Peter Van der Auweraert, the chief of mission in Bosnia for the IOM, told BIRN that general restrictions on movement are still in force, but that while migrants may not leave their accommodation centres, the IOM had managed to “mitigate some of the consequences of this isolation”.

“These measures include access to shops, either by means of traders coming to temporary reception centres, or through representatives of migrants who buy [supplies] on behalf of other migrants, in the presence of the IOM,” Van der Auweraert said, adding that measures also include allowing small groups of migrants access to Western Union offices, where they can withdraw money, “under controlled conditions and with police permission”.

Now the general restrictions in Bosnia are being lifted, Van der Auweraert continued, it may be time to review the restrictions on migrants and allow “at least those migrants who have undergone a medical examination and have not shown signs of COVID-19 to move freely”.

‘Next Ramadan, I will be in Western Europe’:

According to him, people in the camp also do not know when they will be free to go.

The Commissariat for Refugees and Migrants told BIRN that it was doing its best to help Muslims celebrate the holy month. “The provision of the desired foods and special delicacies that are prepared during iftar is possible thanks to the market that operates in Krnjaca, and whose procurement has been adjusted to needs, in accordance with the possibilities,” it said.

But Bilal says the market operating inside the centre was expensive, and the earlier system of allowing one person to go out and buy food for the rest had also proved hard to operate.

“Before, they said one person [from] one camp could go out and buy something for other families, but that’s difficult because … we are Syrians, Pakistanis, Kurds, so how can 14 families trust one person to bring them something? It is difficult,” he told BIRN.

Prayers aren’t easy, either. There is a hall in the camp for prayers but, due to pandemic restrictions in force in Serbia, banning gatherings in big groups, the camp inmates were advised not to use it. The Commissariat said it had advised “everyone to perform prayers for themselves in their room while the emergency measures are in force“.

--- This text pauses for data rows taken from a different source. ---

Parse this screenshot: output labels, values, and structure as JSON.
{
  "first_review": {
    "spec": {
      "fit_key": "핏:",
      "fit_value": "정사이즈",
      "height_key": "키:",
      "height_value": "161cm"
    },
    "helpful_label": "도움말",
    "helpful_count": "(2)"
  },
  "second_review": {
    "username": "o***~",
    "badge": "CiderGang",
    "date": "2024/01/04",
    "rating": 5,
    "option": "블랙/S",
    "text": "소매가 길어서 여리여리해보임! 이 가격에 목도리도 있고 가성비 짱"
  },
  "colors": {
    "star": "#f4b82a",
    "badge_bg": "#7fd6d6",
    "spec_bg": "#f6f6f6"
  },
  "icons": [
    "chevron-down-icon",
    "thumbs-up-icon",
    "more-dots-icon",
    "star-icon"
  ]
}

Ismail, a migrant from Algeria, who is stuck in Serbia, in a camp near the western town of Sid, nostalgically recalled the Ramadans celebrated in his family circle.

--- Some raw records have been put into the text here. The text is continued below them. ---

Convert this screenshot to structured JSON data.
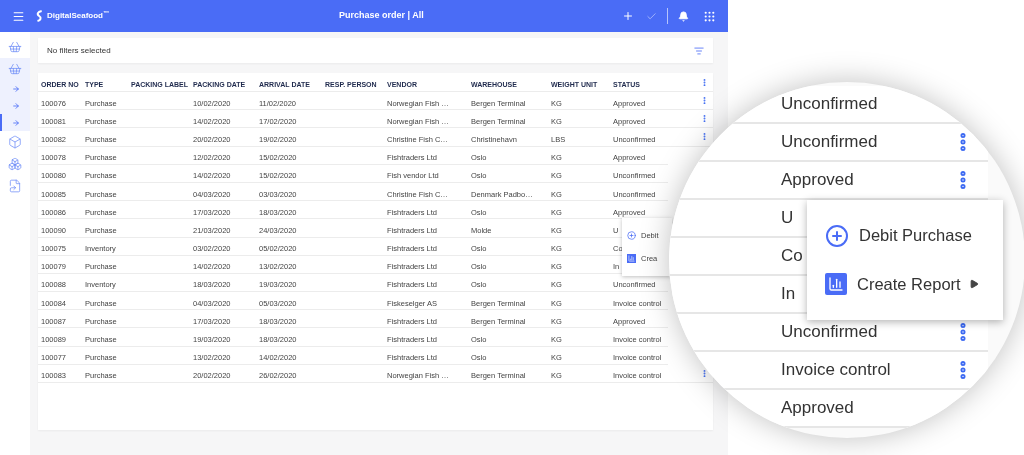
{
  "header": {
    "logo": "DigitalSeafood$^{™}$",
    "title": "Purchase order | All",
    "confirm_disabled": true
  },
  "sidebar": {
    "items": [
      {
        "selected": false
      },
      {
        "selected": false,
        "expanded": true,
        "children": [
          {
            "selected": false
          },
          {
            "selected": false
          },
          {
            "selected": true
          }
        ]
      },
      {
        "selected": false
      },
      {
        "selected": false
      },
      {
        "selected": false
      }
    ]
  },
  "filter_bar": {
    "text": "No filters selected"
  },
  "table": {
    "columns": [
      "ORDER NO",
      "TYPE",
      "PACKING LABEL",
      "PACKING DATE",
      "ARRIVAL DATE",
      "RESP. PERSON",
      "VENDOR",
      "WAREHOUSE",
      "WEIGHT UNIT",
      "STATUS"
    ],
    "rows": [
      {
        "order_no": "100076",
        "type": "Purchase",
        "packing_date": "10/02/2020",
        "arrival_date": "11/02/2020",
        "vendor": "Norwegian Fish …",
        "warehouse": "Bergen Terminal",
        "weight_unit": "KG",
        "status": "Approved",
        "has_menu": true
      },
      {
        "order_no": "100081",
        "type": "Purchase",
        "packing_date": "14/02/2020",
        "arrival_date": "17/02/2020",
        "vendor": "Norwegian Fish …",
        "warehouse": "Bergen Terminal",
        "weight_unit": "KG",
        "status": "Approved",
        "has_menu": true
      },
      {
        "order_no": "100082",
        "type": "Purchase",
        "packing_date": "20/02/2020",
        "arrival_date": "19/02/2020",
        "vendor": "Christine Fish C…",
        "warehouse": "Christinehavn",
        "weight_unit": "LBS",
        "status": "Unconfirmed",
        "has_menu": true
      },
      {
        "order_no": "100078",
        "type": "Purchase",
        "packing_date": "12/02/2020",
        "arrival_date": "15/02/2020",
        "vendor": "Fishtraders Ltd",
        "warehouse": "Oslo",
        "weight_unit": "KG",
        "status": "Approved",
        "has_menu": false
      },
      {
        "order_no": "100080",
        "type": "Purchase",
        "packing_date": "14/02/2020",
        "arrival_date": "15/02/2020",
        "vendor": "Fish vendor Ltd",
        "warehouse": "Oslo",
        "weight_unit": "KG",
        "status": "Unconfirmed",
        "has_menu": false
      },
      {
        "order_no": "100085",
        "type": "Purchase",
        "packing_date": "04/03/2020",
        "arrival_date": "03/03/2020",
        "vendor": "Christine Fish C…",
        "warehouse": "Denmark Padbo…",
        "weight_unit": "KG",
        "status": "Unconfirmed",
        "has_menu": false
      },
      {
        "order_no": "100086",
        "type": "Purchase",
        "packing_date": "17/03/2020",
        "arrival_date": "18/03/2020",
        "vendor": "Fishtraders Ltd",
        "warehouse": "Oslo",
        "weight_unit": "KG",
        "status": "Approved",
        "has_menu": false
      },
      {
        "order_no": "100090",
        "type": "Purchase",
        "packing_date": "21/03/2020",
        "arrival_date": "24/03/2020",
        "vendor": "Fishtraders Ltd",
        "warehouse": "Molde",
        "weight_unit": "KG",
        "status": "U",
        "has_menu": false
      },
      {
        "order_no": "100075",
        "type": "Inventory",
        "packing_date": "03/02/2020",
        "arrival_date": "05/02/2020",
        "vendor": "Fishtraders Ltd",
        "warehouse": "Oslo",
        "weight_unit": "KG",
        "status": "Co",
        "has_menu": false
      },
      {
        "order_no": "100079",
        "type": "Purchase",
        "packing_date": "14/02/2020",
        "arrival_date": "13/02/2020",
        "vendor": "Fishtraders Ltd",
        "warehouse": "Oslo",
        "weight_unit": "KG",
        "status": "In",
        "has_menu": false
      },
      {
        "order_no": "100088",
        "type": "Inventory",
        "packing_date": "18/03/2020",
        "arrival_date": "19/03/2020",
        "vendor": "Fishtraders Ltd",
        "warehouse": "Oslo",
        "weight_unit": "KG",
        "status": "Unconfirmed",
        "has_menu": false
      },
      {
        "order_no": "100084",
        "type": "Purchase",
        "packing_date": "04/03/2020",
        "arrival_date": "05/03/2020",
        "vendor": "Fiskeselger AS",
        "warehouse": "Bergen Terminal",
        "weight_unit": "KG",
        "status": "Invoice control",
        "has_menu": false
      },
      {
        "order_no": "100087",
        "type": "Purchase",
        "packing_date": "17/03/2020",
        "arrival_date": "18/03/2020",
        "vendor": "Fishtraders Ltd",
        "warehouse": "Bergen Terminal",
        "weight_unit": "KG",
        "status": "Approved",
        "has_menu": false
      },
      {
        "order_no": "100089",
        "type": "Purchase",
        "packing_date": "19/03/2020",
        "arrival_date": "18/03/2020",
        "vendor": "Fishtraders Ltd",
        "warehouse": "Oslo",
        "weight_unit": "KG",
        "status": "Invoice control",
        "has_menu": false
      },
      {
        "order_no": "100077",
        "type": "Purchase",
        "packing_date": "13/02/2020",
        "arrival_date": "14/02/2020",
        "vendor": "Fishtraders Ltd",
        "warehouse": "Oslo",
        "weight_unit": "KG",
        "status": "Invoice control",
        "has_menu": false
      },
      {
        "order_no": "100083",
        "type": "Purchase",
        "packing_date": "20/02/2020",
        "arrival_date": "26/02/2020",
        "vendor": "Norwegian Fish …",
        "warehouse": "Bergen Terminal",
        "weight_unit": "KG",
        "status": "Invoice control",
        "has_menu": true
      }
    ],
    "context_menu": {
      "items": [
        {
          "label": "Debit"
        },
        {
          "label": "Crea"
        }
      ]
    }
  },
  "magnifier": {
    "rows": [
      {
        "status": "Unconfirmed"
      },
      {
        "status": "Unconfirmed",
        "has_menu": true
      },
      {
        "status": "Approved",
        "has_menu": true
      },
      {
        "status": "U"
      },
      {
        "status": "Co"
      },
      {
        "status": "In"
      },
      {
        "status": "Unconfirmed",
        "has_menu": true
      },
      {
        "status": "Invoice control",
        "has_menu": true
      },
      {
        "status": "Approved"
      }
    ],
    "menu": {
      "items": [
        {
          "label": "Debit Purchase",
          "has_submenu": false
        },
        {
          "label": "Create Report",
          "has_submenu": true
        }
      ]
    }
  }
}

While waiting for his chance to leave the camp, he said he and “a group of Algerian friends [were] trying to create our own [Ramadan] atmosphere”.

Meanwhile, Serbia has deployed troops near the camp. According to media reports on May 16, the military is deployed to protect the local population from alleged harassment and robberies committed by the migrants.

“Serbs have a wrong view of migrants,” he noted, adding that he had bad enough of the Balkans – and had also experienced plenty of police violence.

“Next Ramadan, I will be in Western Europe… If I do not arrive there, I will return to Algeria,” he concluded.